What adds a lightness to the novel is the charm that comes before that weight. As Esther discovers, Mr Chartwell is in many ways an intoxicating presence. For those who are lonely his company alone is refreshing and his devotion, like that of man's best friend, is complete, his attention to each of his clients unwavering. Depression it seems is a seducer, tempting the sufferer towards inaction, indolence and a breakdown of relationships and Hunt successfully embodies that in the great, black bulk of Mr Chartwell. The subtle shift that turns devotion to control is handled brilliantly and much of the novel's drive comes from wondering whether Esther will succumb to it or break free.

As one might expect from a début there are times when the writing tries a little too hard. The opening paragraph for example threatens to sink the book immediately.

Winston Leonard Spencer Churchill's mouth was pursed as if he had a slice of lemon hidden in there. Now eighty-nine, he often woke early. Grey dawn appeared in a crack between the curtains, amassing the strength to invade. Churchill prepared himself for the day ahead, his mind putting out analytical fingers and then coming at the day in a fist, ready for it.
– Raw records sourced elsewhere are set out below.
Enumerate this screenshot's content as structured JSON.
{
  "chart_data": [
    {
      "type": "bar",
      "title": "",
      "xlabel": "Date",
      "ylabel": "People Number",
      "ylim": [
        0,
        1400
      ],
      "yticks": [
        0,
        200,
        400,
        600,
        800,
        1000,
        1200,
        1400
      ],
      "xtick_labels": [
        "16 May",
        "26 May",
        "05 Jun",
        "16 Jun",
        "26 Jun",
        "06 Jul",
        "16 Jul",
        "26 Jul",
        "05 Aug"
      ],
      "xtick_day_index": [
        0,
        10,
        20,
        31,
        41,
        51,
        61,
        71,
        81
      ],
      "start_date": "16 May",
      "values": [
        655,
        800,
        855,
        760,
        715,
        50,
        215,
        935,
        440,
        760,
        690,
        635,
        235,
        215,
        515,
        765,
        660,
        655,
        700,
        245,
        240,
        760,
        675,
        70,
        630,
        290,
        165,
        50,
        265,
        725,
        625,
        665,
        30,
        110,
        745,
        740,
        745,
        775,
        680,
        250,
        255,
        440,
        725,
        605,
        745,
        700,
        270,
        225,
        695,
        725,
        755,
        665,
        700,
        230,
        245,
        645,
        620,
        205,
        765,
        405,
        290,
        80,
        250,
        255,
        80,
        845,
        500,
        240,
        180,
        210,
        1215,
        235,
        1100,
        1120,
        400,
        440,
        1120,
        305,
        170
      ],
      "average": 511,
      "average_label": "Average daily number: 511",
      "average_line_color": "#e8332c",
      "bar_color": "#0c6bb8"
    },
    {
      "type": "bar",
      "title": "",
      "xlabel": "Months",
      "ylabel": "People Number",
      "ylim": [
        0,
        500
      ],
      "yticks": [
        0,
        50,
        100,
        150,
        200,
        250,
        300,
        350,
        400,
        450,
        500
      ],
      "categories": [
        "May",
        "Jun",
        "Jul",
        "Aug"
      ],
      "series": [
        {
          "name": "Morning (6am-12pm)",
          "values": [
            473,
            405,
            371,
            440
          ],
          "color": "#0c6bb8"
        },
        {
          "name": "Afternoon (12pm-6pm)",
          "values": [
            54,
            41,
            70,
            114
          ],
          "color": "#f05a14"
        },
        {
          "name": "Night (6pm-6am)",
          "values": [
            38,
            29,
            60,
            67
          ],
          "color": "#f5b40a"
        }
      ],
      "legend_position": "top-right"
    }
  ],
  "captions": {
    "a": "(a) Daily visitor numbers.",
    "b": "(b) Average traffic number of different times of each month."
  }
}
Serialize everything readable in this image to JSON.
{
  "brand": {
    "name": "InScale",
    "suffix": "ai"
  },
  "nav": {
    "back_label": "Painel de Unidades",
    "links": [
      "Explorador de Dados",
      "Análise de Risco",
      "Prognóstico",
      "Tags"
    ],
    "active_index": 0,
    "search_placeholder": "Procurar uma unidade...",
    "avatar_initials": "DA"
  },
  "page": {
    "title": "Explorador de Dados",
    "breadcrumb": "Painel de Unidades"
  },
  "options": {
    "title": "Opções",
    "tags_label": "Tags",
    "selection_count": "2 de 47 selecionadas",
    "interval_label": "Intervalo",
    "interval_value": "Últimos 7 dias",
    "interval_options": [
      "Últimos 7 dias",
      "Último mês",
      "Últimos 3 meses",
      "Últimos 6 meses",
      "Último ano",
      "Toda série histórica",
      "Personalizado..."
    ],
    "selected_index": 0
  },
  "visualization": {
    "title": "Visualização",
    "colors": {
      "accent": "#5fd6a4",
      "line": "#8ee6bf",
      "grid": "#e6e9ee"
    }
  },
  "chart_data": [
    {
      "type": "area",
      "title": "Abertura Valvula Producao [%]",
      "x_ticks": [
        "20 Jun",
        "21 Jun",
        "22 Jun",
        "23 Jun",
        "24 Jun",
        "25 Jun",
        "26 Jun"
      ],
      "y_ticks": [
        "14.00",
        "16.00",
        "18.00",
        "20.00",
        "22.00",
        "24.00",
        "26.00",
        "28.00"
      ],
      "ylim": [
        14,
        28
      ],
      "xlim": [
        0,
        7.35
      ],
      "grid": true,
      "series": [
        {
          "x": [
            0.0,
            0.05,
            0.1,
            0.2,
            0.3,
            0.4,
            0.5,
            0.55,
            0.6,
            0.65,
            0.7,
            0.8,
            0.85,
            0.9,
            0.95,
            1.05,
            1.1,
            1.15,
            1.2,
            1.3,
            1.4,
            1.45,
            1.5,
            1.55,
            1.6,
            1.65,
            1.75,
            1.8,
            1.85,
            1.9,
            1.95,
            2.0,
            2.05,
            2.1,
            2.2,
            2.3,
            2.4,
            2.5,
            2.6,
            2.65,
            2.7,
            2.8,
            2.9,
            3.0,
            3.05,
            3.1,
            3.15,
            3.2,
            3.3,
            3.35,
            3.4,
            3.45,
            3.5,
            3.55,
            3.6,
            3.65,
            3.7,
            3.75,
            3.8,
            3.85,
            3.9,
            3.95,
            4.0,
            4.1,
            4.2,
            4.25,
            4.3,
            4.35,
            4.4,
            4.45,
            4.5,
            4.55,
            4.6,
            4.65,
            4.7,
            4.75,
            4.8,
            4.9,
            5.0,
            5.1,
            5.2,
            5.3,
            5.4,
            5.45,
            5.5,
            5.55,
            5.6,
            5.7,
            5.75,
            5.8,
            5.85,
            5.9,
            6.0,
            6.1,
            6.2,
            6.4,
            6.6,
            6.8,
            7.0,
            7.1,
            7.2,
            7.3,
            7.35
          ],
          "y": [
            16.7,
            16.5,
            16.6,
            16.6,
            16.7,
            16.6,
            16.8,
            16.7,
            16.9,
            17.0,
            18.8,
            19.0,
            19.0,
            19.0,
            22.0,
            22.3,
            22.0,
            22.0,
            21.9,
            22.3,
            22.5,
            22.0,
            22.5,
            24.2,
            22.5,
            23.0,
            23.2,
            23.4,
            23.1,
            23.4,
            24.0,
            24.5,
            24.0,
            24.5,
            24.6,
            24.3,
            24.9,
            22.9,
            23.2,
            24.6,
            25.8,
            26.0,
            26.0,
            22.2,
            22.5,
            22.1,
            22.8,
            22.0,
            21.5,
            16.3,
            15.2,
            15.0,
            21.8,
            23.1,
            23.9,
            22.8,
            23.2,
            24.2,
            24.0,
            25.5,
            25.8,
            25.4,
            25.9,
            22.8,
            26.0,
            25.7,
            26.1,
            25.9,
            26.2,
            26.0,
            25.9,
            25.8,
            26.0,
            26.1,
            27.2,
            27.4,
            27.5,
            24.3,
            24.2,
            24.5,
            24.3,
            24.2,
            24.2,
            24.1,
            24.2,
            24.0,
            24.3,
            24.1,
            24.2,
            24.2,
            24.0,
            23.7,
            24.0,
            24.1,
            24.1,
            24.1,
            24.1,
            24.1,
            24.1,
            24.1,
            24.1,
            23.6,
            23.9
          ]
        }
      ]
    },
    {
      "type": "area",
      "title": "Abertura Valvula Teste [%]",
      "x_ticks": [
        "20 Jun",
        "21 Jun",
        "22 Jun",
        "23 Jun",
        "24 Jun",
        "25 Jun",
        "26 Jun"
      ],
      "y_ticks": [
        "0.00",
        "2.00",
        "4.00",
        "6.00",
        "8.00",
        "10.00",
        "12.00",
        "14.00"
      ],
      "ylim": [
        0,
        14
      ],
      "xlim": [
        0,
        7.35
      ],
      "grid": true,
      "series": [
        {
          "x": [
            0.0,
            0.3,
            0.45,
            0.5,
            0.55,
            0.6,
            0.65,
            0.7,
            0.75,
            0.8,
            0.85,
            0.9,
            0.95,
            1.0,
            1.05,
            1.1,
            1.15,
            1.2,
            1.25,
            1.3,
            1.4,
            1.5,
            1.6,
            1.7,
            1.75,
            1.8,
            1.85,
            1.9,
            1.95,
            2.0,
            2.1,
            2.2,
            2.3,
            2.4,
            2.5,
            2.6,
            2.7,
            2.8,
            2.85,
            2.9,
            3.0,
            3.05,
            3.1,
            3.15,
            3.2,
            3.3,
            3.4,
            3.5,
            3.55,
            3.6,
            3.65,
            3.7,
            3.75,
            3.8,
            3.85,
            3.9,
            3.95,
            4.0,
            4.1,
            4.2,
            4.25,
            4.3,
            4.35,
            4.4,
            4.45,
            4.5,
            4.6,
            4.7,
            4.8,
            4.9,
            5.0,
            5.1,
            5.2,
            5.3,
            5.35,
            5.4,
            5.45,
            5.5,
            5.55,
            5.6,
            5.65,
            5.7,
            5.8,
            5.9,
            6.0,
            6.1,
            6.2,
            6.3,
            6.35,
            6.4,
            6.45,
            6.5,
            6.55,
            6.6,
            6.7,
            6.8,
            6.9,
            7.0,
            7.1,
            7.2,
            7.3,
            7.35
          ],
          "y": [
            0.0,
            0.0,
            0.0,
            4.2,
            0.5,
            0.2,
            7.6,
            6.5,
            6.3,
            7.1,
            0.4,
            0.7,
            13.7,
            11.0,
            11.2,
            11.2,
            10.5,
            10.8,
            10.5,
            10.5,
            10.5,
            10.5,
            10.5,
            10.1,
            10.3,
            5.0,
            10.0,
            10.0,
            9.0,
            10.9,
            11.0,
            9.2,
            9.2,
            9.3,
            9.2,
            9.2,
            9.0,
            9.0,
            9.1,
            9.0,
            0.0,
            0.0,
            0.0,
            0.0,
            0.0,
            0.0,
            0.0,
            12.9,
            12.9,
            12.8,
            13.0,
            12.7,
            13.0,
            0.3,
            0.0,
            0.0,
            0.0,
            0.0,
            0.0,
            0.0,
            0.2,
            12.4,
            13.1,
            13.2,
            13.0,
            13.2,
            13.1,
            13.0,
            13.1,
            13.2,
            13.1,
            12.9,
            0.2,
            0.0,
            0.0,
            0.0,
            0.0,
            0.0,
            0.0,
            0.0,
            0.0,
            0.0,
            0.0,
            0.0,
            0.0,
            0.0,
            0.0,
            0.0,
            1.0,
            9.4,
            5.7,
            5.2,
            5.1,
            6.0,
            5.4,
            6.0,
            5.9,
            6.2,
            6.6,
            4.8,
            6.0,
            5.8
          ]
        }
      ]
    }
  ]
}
Later when Esther wakes suddenly, 'The primitive departments of her brain, the units that dealt with anciently evolved instincts, were wiring encrypted telegrams to her consciousness.' But for every sentence weighed down by too much forethought there are others that glide past with inspiration. The approach of evening that brings the kind of light that photographers call 'the magic hour' gives rise to one of the more arresting paragraphs.

Light made a pair of tennis shorts over the bedroom wall. A shirt dropped on the floor had developed a modest beauty, cultivating the painterly creases of a restaurant napkin. On the windowsill was a small balding plant. The magic of the late light made it gorgeous and exotic.

 A 'migration into the dusk' is how Churchill describes the onward march of the physical body and with this quirky novel Hunt shows that whilst there is little that we can do to arrest the approach of that darkness, our mind remains a place where we can battle to stay in the light.